Crystals of the Y195F mutant of cyclodextrin glycosyltransferase from Bacillus circulans strain 251 were subjected to a double soaking procedure, in which they were first soaked in a solution containing the inhibitor acarbose and subsequently in a solution containing maltohexaose. The refined structure of the resulting protein-carbohydrate complex has final crystallographic and free R-factors for data in the 8-2.6 angstrom resolution range of 15.0% and 21.5%, respectively, and reveals that a new inhibitor, composed of nine saccharide residues, is bound in the active site. The first four residues correspond to acarbose and occupy the same subsites near the catalytic residues as observed in the previously reported acarbose-enzyme complex [Strokopytov et al. (1995) Biochemistry 34, 2234-2240]. An oliogosaccharide consisting of five glucose residues has been coupled to the nonreducing end of acarbose. At the fifth residue the polysaccharide chain makes a sharp turn, allowing it to interact with residues Tyr89, Phe195, and Asn193 and a flexible loop formed by residues 145-148. On the basis of the refined model of the complex an explanation is given for the product specificity of CGTases.
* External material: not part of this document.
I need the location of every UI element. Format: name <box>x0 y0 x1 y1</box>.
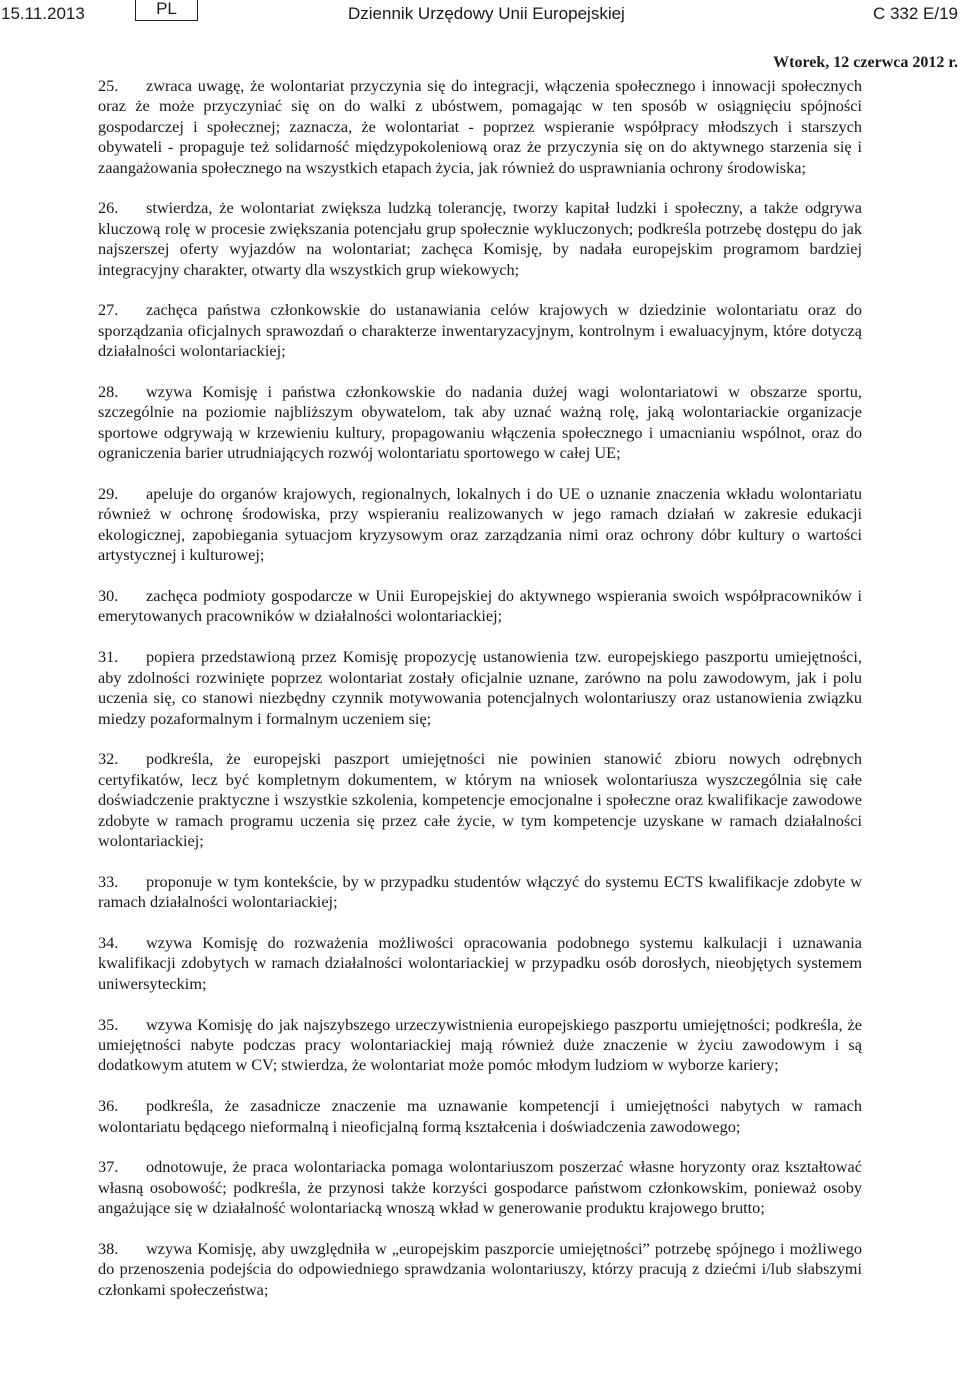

Cyclodextrin glycosyltransferases from Klebsiella pneumoniae M 5 al and Bacillus macerans: quantitative analysis by high-performance liquid chromatography of the (1 leads to 4)-alpha-D-glucopyranosyl transfer-products from some linear and cyclic substrates.[Pubmed:6224557]
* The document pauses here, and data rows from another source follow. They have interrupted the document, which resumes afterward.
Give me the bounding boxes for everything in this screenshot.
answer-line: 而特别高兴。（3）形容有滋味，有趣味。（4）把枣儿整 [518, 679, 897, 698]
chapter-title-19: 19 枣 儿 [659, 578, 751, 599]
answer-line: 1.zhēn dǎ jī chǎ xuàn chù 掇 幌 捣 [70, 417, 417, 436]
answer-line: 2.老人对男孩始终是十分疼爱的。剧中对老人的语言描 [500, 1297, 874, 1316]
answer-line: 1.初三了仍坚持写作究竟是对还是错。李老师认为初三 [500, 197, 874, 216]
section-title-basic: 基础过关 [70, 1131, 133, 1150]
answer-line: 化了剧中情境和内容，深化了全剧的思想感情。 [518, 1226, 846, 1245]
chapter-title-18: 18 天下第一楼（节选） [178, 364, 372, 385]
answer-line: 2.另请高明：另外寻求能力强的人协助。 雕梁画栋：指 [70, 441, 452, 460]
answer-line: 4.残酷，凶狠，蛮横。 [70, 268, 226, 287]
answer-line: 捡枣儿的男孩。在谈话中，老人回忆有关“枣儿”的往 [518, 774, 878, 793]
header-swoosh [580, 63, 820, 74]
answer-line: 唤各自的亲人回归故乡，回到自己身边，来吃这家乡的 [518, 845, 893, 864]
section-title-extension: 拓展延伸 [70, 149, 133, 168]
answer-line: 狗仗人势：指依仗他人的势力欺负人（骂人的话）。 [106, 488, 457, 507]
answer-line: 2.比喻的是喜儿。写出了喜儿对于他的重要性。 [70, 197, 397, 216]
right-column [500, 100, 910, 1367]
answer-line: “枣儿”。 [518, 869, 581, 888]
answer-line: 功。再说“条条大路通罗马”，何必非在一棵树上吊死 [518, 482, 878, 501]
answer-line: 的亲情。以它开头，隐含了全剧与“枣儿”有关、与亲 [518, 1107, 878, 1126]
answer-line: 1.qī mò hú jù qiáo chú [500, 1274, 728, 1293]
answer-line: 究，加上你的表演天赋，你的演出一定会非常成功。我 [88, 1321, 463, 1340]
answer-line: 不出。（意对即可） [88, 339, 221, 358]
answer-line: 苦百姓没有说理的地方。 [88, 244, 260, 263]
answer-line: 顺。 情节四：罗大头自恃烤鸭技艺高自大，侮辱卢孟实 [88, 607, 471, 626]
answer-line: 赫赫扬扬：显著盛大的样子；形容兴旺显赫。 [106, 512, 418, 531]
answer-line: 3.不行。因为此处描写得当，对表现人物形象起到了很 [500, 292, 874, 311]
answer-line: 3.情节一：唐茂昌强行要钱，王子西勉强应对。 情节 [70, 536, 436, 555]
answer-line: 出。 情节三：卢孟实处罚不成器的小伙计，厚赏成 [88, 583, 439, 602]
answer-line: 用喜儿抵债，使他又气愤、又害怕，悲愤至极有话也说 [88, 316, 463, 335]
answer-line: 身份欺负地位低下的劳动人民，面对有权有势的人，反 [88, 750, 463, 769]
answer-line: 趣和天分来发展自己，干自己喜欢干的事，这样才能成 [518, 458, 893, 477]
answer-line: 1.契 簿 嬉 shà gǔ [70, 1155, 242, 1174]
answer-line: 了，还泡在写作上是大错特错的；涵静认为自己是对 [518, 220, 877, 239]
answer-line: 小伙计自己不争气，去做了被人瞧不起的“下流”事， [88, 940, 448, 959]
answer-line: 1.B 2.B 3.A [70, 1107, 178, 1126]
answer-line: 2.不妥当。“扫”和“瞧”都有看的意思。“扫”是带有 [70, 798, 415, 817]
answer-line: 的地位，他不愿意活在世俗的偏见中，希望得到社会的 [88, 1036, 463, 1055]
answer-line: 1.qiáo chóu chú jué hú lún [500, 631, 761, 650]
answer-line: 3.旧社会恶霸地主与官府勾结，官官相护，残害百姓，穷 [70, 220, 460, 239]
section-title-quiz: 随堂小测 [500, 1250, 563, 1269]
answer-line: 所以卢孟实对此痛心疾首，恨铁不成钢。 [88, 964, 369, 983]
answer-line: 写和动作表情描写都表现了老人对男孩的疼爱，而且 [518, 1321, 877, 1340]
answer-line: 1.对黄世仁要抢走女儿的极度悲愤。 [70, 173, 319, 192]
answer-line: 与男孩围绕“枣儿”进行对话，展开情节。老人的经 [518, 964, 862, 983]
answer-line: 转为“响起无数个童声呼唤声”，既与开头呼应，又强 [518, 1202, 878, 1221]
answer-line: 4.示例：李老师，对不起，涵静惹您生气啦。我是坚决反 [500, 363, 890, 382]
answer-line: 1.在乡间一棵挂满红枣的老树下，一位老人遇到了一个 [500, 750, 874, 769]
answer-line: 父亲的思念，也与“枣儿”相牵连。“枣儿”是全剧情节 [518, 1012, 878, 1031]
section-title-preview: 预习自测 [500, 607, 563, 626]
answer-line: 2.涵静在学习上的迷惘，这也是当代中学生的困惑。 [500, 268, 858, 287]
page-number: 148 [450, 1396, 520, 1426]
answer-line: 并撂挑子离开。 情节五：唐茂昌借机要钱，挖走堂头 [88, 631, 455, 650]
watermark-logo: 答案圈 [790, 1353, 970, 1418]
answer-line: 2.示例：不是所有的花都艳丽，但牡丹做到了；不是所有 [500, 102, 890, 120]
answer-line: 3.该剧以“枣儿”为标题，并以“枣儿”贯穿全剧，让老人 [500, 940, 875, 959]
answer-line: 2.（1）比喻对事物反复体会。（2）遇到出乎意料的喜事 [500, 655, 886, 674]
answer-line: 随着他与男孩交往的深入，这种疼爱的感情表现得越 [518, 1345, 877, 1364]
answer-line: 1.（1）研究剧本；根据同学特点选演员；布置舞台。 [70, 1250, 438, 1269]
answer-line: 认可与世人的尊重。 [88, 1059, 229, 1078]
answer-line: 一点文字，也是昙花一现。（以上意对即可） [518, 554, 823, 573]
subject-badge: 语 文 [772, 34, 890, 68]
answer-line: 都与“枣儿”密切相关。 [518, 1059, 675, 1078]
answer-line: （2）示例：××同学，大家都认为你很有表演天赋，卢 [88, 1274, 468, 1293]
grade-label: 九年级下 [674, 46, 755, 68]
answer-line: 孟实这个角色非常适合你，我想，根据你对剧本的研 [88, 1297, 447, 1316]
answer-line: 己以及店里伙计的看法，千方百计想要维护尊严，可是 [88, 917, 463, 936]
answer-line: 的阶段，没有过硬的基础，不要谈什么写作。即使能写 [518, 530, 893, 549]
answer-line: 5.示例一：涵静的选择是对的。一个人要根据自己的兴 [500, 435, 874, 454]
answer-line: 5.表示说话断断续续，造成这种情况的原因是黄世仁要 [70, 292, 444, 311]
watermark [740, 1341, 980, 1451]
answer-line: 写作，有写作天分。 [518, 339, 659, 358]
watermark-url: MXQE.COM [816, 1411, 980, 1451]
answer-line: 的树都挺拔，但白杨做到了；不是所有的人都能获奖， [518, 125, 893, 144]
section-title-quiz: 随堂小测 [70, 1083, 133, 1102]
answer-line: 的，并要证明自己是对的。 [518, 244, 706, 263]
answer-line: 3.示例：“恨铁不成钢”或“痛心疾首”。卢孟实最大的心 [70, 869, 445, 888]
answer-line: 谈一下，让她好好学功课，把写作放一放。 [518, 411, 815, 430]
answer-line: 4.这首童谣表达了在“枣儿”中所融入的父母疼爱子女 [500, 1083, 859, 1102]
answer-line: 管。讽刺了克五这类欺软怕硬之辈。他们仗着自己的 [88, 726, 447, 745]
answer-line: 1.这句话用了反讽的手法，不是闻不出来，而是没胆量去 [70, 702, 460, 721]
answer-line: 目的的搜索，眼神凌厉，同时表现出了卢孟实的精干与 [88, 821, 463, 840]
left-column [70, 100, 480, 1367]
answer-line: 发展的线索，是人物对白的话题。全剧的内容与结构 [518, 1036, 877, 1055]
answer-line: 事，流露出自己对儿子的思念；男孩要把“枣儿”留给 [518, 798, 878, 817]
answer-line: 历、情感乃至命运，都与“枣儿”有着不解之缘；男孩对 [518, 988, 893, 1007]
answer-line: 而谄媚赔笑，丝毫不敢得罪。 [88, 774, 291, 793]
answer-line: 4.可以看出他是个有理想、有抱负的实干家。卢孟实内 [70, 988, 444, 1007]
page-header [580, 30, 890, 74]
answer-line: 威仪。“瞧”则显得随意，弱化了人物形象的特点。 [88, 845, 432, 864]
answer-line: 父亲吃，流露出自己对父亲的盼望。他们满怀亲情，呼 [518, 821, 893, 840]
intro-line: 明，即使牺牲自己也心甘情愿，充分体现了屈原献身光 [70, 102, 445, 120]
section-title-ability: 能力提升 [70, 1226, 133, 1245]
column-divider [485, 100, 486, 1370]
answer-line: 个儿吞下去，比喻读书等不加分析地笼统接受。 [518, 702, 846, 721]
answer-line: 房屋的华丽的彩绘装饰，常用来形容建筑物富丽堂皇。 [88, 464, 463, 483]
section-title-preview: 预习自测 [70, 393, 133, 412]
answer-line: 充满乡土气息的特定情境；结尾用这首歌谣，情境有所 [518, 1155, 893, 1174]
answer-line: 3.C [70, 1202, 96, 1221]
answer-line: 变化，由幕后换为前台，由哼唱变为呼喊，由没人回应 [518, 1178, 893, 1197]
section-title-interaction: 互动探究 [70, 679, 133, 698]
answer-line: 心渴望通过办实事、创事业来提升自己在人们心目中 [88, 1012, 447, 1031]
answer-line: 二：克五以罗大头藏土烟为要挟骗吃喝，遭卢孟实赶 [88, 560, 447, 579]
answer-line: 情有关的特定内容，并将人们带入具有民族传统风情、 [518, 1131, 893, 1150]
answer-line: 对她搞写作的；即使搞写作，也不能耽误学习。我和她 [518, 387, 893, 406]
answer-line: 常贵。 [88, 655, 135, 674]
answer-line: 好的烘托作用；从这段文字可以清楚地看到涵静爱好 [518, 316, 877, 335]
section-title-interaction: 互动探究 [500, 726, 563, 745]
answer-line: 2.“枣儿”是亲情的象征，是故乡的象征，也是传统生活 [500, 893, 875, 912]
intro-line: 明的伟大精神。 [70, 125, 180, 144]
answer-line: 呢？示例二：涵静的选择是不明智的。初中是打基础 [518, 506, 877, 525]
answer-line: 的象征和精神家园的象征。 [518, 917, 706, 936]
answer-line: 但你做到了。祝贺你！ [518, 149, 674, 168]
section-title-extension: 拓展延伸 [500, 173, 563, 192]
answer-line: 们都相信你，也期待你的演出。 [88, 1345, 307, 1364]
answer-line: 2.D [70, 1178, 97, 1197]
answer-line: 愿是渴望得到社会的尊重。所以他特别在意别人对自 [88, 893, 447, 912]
Carbohydr Res. 1983 Jun 16;117:1-11.

The analysis of the (1 leads to 4)-alpha-D-glucopyranosyl transfer-products from some linear and cyclic substrates by quantitative h.p.l.c. illuminated the mode of action of the cyclodextrin glycosyltransferases [1 leads to 4)-alpha-D-glucan:[(1 leads to 4)-alpha-D-glucopyranosyl]transferase (cyclising), EC 2.4.1.19) from Klebsiella pneumoniae M 5 al and Bacillus macerans. D-Glucopyranosyl transfer, obligatory for maltose (poor substrate), was preferred for maltotriose (good substrate). The lengths of linear disproportionation-products increased with the lengths of the linear substrates. Cyclodextrins were produced from maltotriose and maltopentaose, but not from maltose. The cyclodextrins were substrates in the absence of acceptors. The cyclodextrin transformation started without the formation of detectable amounts of linear transfer-products. The cyclodextrin composition of long-term digests was nearly the same with all the cyclic substrates, cycloheptaamylose being the main cyclic compound. The linear carbohydrate was uniformly distributed from maltose up to at least Maltononaose. The enzyme from Bacillus macerans was the least active, but long-term digests yielded results comparable to those obtained with the enzyme from Klebsiella pneumoniae M 5 al.